In a noetherian integral domain every non invertible element is a product of irreducible elements

I want to prove that in a noetherian ring $R$ which is also an integral domain, every non invertible element can be expressed as product of irreducible elements.

I really do not know where to start. Can someone give me hint how to prove this?

Solution 1:

Let $X$ be your set of nonzero, nonunits which cannot be written as a product of irreducibles. Towards a contradiction, suppose $X\neq\emptyset$, and pick $x_0\in X$. Then $x_0$ itself is not irreducible, so we may write $x_0=xy$, where $x$ and $y$ are nonzero nonunits. If both $x$ and $y$ can be written as a product of irreducibles, then $x_0$ can as well, a contradiction. So at least one of $x$ and $y$ is not a product of irreducibles, say $x$. Call it $x_1\in X$. Then $(x_0)\subset (x_1)$.

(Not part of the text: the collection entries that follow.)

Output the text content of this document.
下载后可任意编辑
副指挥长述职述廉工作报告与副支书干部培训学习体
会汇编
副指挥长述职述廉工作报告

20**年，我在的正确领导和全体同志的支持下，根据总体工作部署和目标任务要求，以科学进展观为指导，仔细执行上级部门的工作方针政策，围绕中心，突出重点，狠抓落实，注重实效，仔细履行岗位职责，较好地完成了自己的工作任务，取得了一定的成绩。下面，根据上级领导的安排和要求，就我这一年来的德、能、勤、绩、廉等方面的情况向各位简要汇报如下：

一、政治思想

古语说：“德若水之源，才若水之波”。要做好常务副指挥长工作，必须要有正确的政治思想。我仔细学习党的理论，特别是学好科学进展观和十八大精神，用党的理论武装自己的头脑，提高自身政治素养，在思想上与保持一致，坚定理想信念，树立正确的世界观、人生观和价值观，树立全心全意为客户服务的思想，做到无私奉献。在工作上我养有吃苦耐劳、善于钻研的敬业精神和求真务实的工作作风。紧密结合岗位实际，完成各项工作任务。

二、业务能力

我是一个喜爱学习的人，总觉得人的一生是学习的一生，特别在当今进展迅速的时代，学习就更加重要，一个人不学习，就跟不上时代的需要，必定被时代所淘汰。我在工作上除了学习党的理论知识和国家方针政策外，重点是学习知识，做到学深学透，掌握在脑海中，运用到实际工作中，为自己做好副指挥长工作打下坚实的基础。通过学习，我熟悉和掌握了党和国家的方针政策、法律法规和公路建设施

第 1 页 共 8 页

Continue this process to yield an ascending chain $$ (x_0)\subset (x_1)\subset\cdots $$ in $R$. Now use the fact that $R$ is Noetherian to find a contradiction.

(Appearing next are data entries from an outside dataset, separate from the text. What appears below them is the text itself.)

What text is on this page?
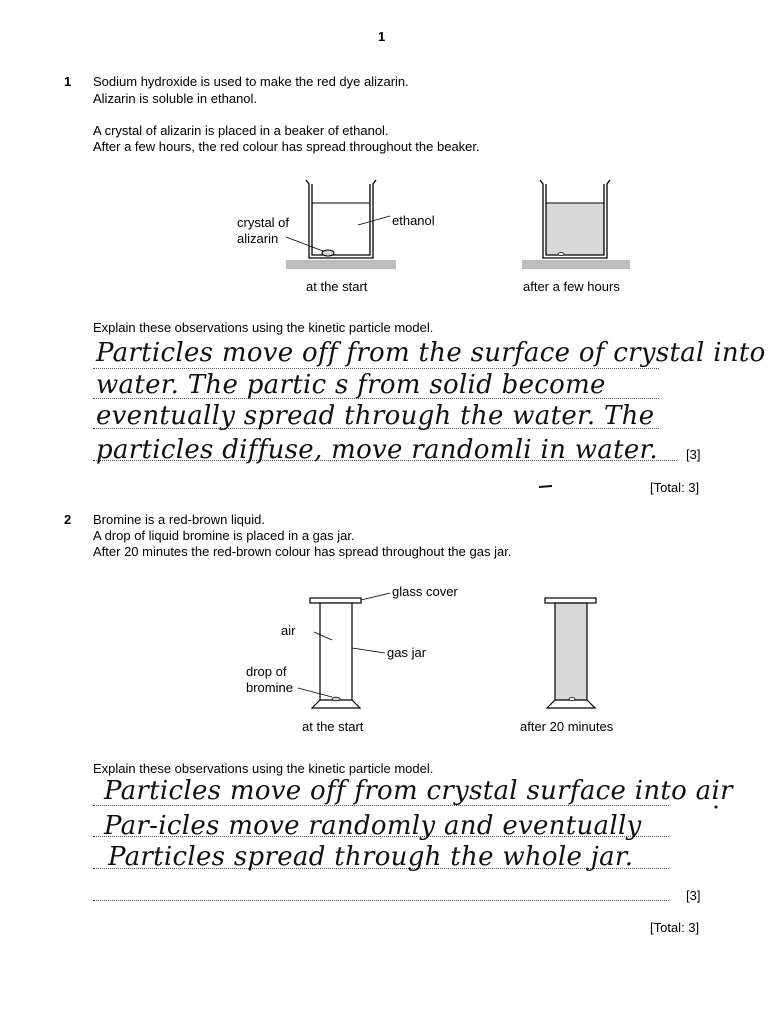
1
1 Sodium hydroxide is used to make the red dye alizarin.
Alizarin is soluble in ethanol.
A crystal of alizarin is placed in a beaker of ethanol.
After a few hours, the red colour has spread throughout the beaker.
crystal of
alizarin
ethanol
at the start	after a few hours
Explain these observations using the kinetic particle model.
Particles move off from the surface of crystal into
water. The partic s from solid become
eventually spread through the water. The
particles diffuse, move randomli in water. [3]
[Total: 3]
2 Bromine is a red-brown liquid.
A drop of liquid bromine is placed in a gas jar.
After 20 minutes the red-brown colour has spread throughout the gas jar.
glass cover
air
gas jar
drop of
bromine
at the start	after 20 minutes
Explain these observations using the kinetic particle model.
Particles move off from crystal surface into air
Par-icles move randomly and eventually
Particles spread through the whole jar.
[3]
[Total: 3]
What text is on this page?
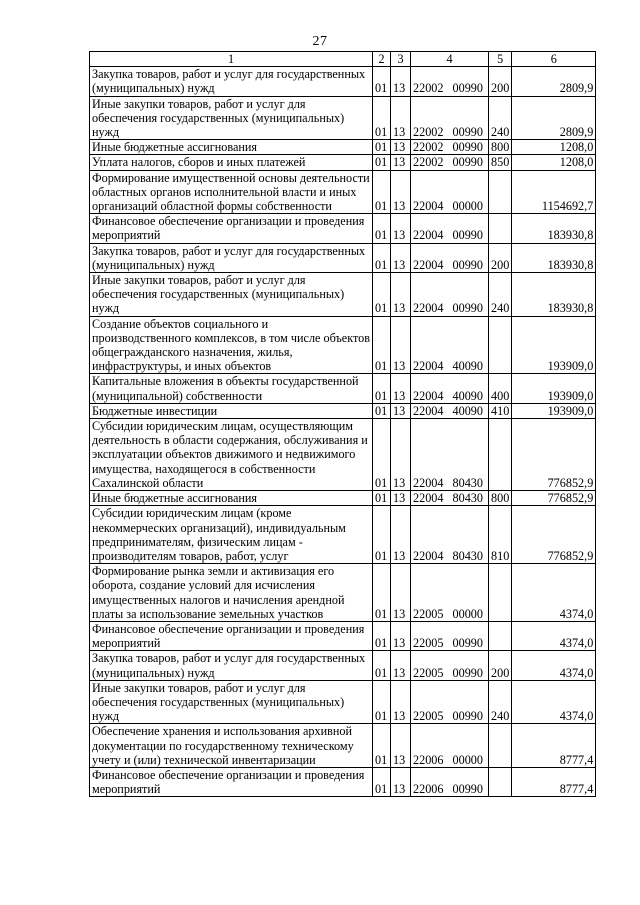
27
1	2	3	4	5	6
Закупка товаров, работ и услуг для государственных (муниципальных) нужд	01	13	22002 00990	200	2809,9
Иные закупки товаров, работ и услуг для обеспечения государственных (муниципальных) нужд	01	13	22002 00990	240	2809,9
Иные бюджетные ассигнования	01	13	22002 00990	800	1208,0
Уплата налогов, сборов и иных платежей	01	13	22002 00990	850	1208,0
Формирование имущественной основы деятельности областных органов исполнительной власти и иных организаций областной формы собственности	01	13	22004 00000		1154692,7
Финансовое обеспечение организации и проведения мероприятий	01	13	22004 00990		183930,8
Закупка товаров, работ и услуг для государственных (муниципальных) нужд	01	13	22004 00990	200	183930,8
Иные закупки товаров, работ и услуг для обеспечения государственных (муниципальных) нужд	01	13	22004 00990	240	183930,8
Создание объектов социального и производственного комплексов, в том числе объектов общегражданского назначения, жилья, инфраструктуры, и иных объектов	01	13	22004 40090		193909,0
Капитальные вложения в объекты государственной (муниципальной) собственности	01	13	22004 40090	400	193909,0
Бюджетные инвестиции	01	13	22004 40090	410	193909,0
Субсидии юридическим лицам, осуществляющим деятельность в области содержания, обслуживания и эксплуатации объектов движимого и недвижимого имущества, находящегося в собственности Сахалинской области	01	13	22004 80430		776852,9
Иные бюджетные ассигнования	01	13	22004 80430	800	776852,9
Субсидии юридическим лицам (кроме некоммерческих организаций), индивидуальным предпринимателям, физическим лицам - производителям товаров, работ, услуг	01	13	22004 80430	810	776852,9
Формирование рынка земли и активизация его оборота, создание условий для исчисления имущественных налогов и начисления арендной платы за использование земельных участков	01	13	22005 00000		4374,0
Финансовое обеспечение организации и проведения мероприятий	01	13	22005 00990		4374,0
Закупка товаров, работ и услуг для государственных (муниципальных) нужд	01	13	22005 00990	200	4374,0
Иные закупки товаров, работ и услуг для обеспечения государственных (муниципальных) нужд	01	13	22005 00990	240	4374,0
Обеспечение хранения и использования архивной документации по государственному техническому учету и (или) технической инвентаризации	01	13	22006 00000		8777,4
Финансовое обеспечение организации и проведения мероприятий	01	13	22006 00990		8777,4
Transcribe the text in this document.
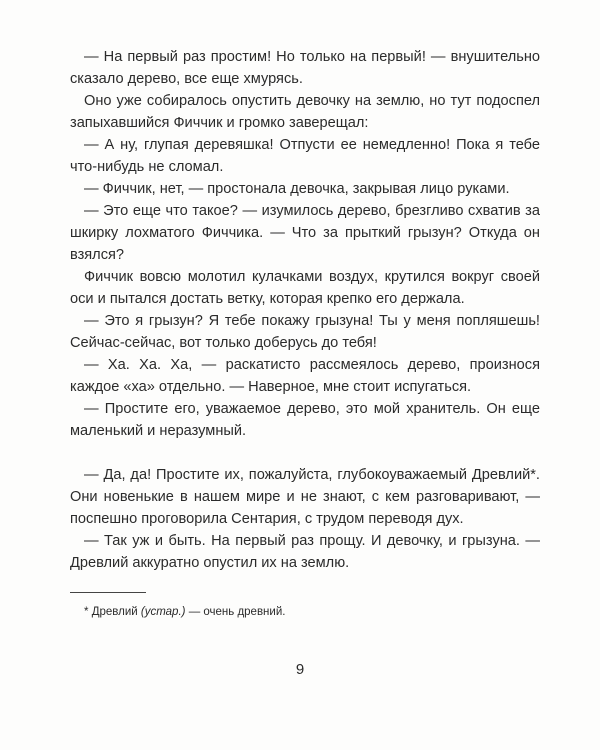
— На первый раз простим! Но только на первый! — внушительно сказало дерево, все еще хмурясь.

Оно уже собиралось опустить девочку на землю, но тут подоспел запыхавшийся Фиччик и громко заверещал:

— А ну, глупая деревяшка! Отпусти ее немедленно! Пока я тебе что-нибудь не сломал.

— Фиччик, нет, — простонала девочка, закрывая лицо руками.

— Это еще что такое? — изумилось дерево, брезгливо схватив за шкирку лохматого Фиччика. — Что за прыткий грызун? Откуда он взялся?

Фиччик вовсю молотил кулачками воздух, крутился вокруг своей оси и пытался достать ветку, которая крепко его держала.

— Это я грызун? Я тебе покажу грызуна! Ты у меня попляшешь! Сейчас-сейчас, вот только доберусь до тебя!

— Ха. Ха. Ха, — раскатисто рассмеялось дерево, произнося каждое «ха» отдельно. — Наверное, мне стоит испугаться.

— Простите его, уважаемое дерево, это мой хранитель. Он еще маленький и неразумный.

— Да, да! Простите их, пожалуйста, глубокоуважаемый Древлий*. Они новенькие в нашем мире и не знают, с кем разговаривают, — поспешно проговорила Сентария, с трудом переводя дух.

— Так уж и быть. На первый раз прощу. И девочку, и грызуна. — Древлий аккуратно опустил их на землю.

* Древлий (устар.) — очень древний.
9
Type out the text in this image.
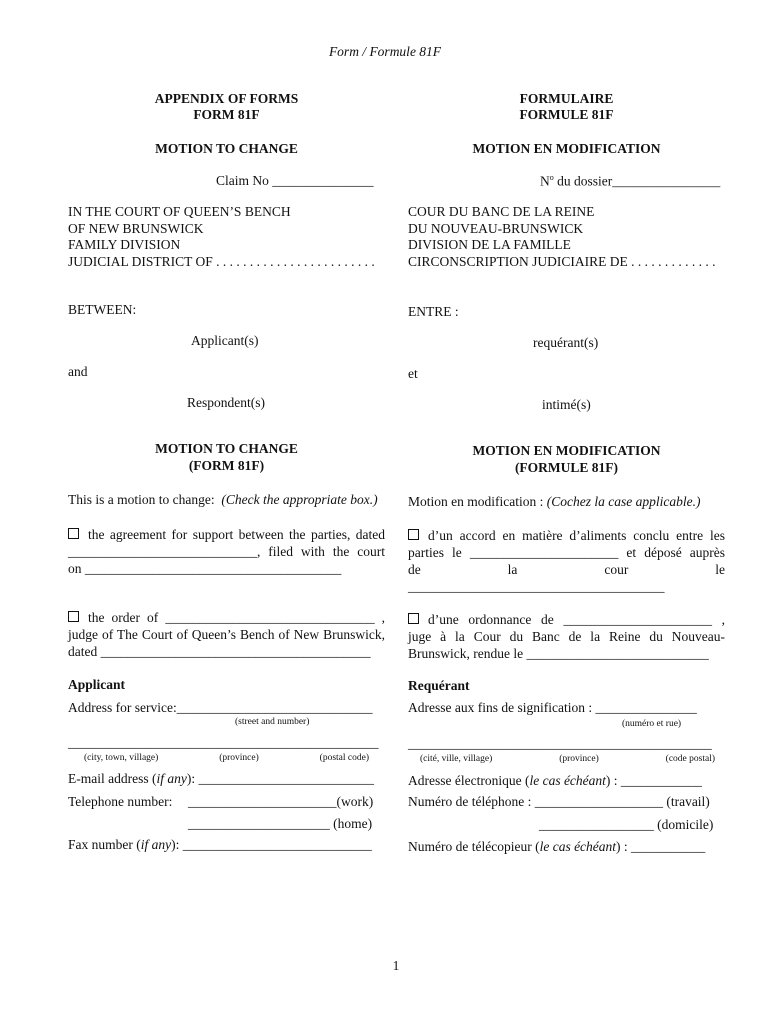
Form / Formule 81F
APPENDIX OF FORMS
FORM 81F
MOTION TO CHANGE
Claim No _______________
IN THE COURT OF QUEEN’S BENCH
OF NEW BRUNSWICK
FAMILY DIVISION
JUDICIAL DISTRICT OF . . . . . . . . . . . . . . . . . . . . . . . .
BETWEEN:
Applicant(s)
and
Respondent(s)
MOTION TO CHANGE
(FORM 81F)
This is a motion to change: (Check the appropriate box.)
the agreement for support between the parties, dated
____________________________, filed with the court
on ______________________________________
the order of _______________________________ ,
judge of The Court of Queen’s Bench of New Brunswick,
dated ________________________________________
Applicant
Address for service:_____________________________
(street and number)
______________________________________________
(city, town, village)	(province)	(postal code)
E-mail address (if any): __________________________
Telephone number: ______________________(work)
_____________________ (home)
Fax number (if any): ____________________________
FORMULAIRE
FORMULE 81F
MOTION EN MODIFICATION
$N^o$ du dossier________________
COUR DU BANC DE LA REINE
DU NOUVEAU-BRUNSWICK
DIVISION DE LA FAMILLE
CIRCONSCRIPTION JUDICIAIRE DE . . . . . . . . . . . . .
ENTRE :
requérant(s)
et
intimé(s)
MOTION EN MODIFICATION
(FORMULE 81F)
Motion en modification : (Cochez la case applicable.)
d’un accord en matière d’aliments conclu entre les
parties le ______________________ et déposé auprès
de la cour le
______________________________________
d’une ordonnance de ______________________ ,
juge à la Cour du Banc de la Reine du Nouveau-
Brunswick, rendue le ___________________________
Requérant
Adresse aux fins de signification : _______________
(numéro et rue)
_____________________________________________
(cité, ville, village)	(province)	(code postal)
Adresse électronique (le cas échéant) : ____________
Numéro de téléphone : ___________________ (travail)
_________________ (domicile)
Numéro de télécopieur (le cas échéant) : ___________
1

Since $R$ is Noetherian, $(x_n)=(x_{n+1})$ for some $n$. By our construction, $x_n=yx_{n+1}$ for $y$ a nonunit. But then $x_{n+1}\in (x_n)=(yx_{n+1})$, so for some nonzero $z\in R$, we have $x_{n+1}=zyx_{n+1}$. By cancellation, since we are in a domain, $1=yz$, so $y$ is a unit, a contradiction. So $X=\emptyset$.

Solution 2:

Hint $\ $ Suppose not, and consider the set of principal ideals generated by all counterexamples. By ACC it contains a maximal element $(r),\,$ and $r$ is reducible $\,r = st.\,$ But by maximality, $\,s,t\,$ have irreducible factorizations, thus so too does $\,r = st,\,$ contradiction.

Remark $\ $ Interpreted positively, the proof shows if $S$ is the set of principal ideals disjoint from a monoid $M$ then $(r)$ is maximal in $\,S \iff r\,$ is irreducible. This is a generalization of the well-known case where $\,M = \{1\},\,$ i.e. $\ (r)$ is maximal among principal ideals $\iff r$ is rreducible.

This is a specal case of a wide class of results where elements satisfying such maximality properties are irreducible or prime, e.g. see this answer. One beautiful example along these lines is a famous theorem of Kaplansky that a domain is a UFD $\iff$ every prime ideal $\ne 0$ contains a prime $\ne 0$ (or, equivalently, every prime ideal is generated by primes).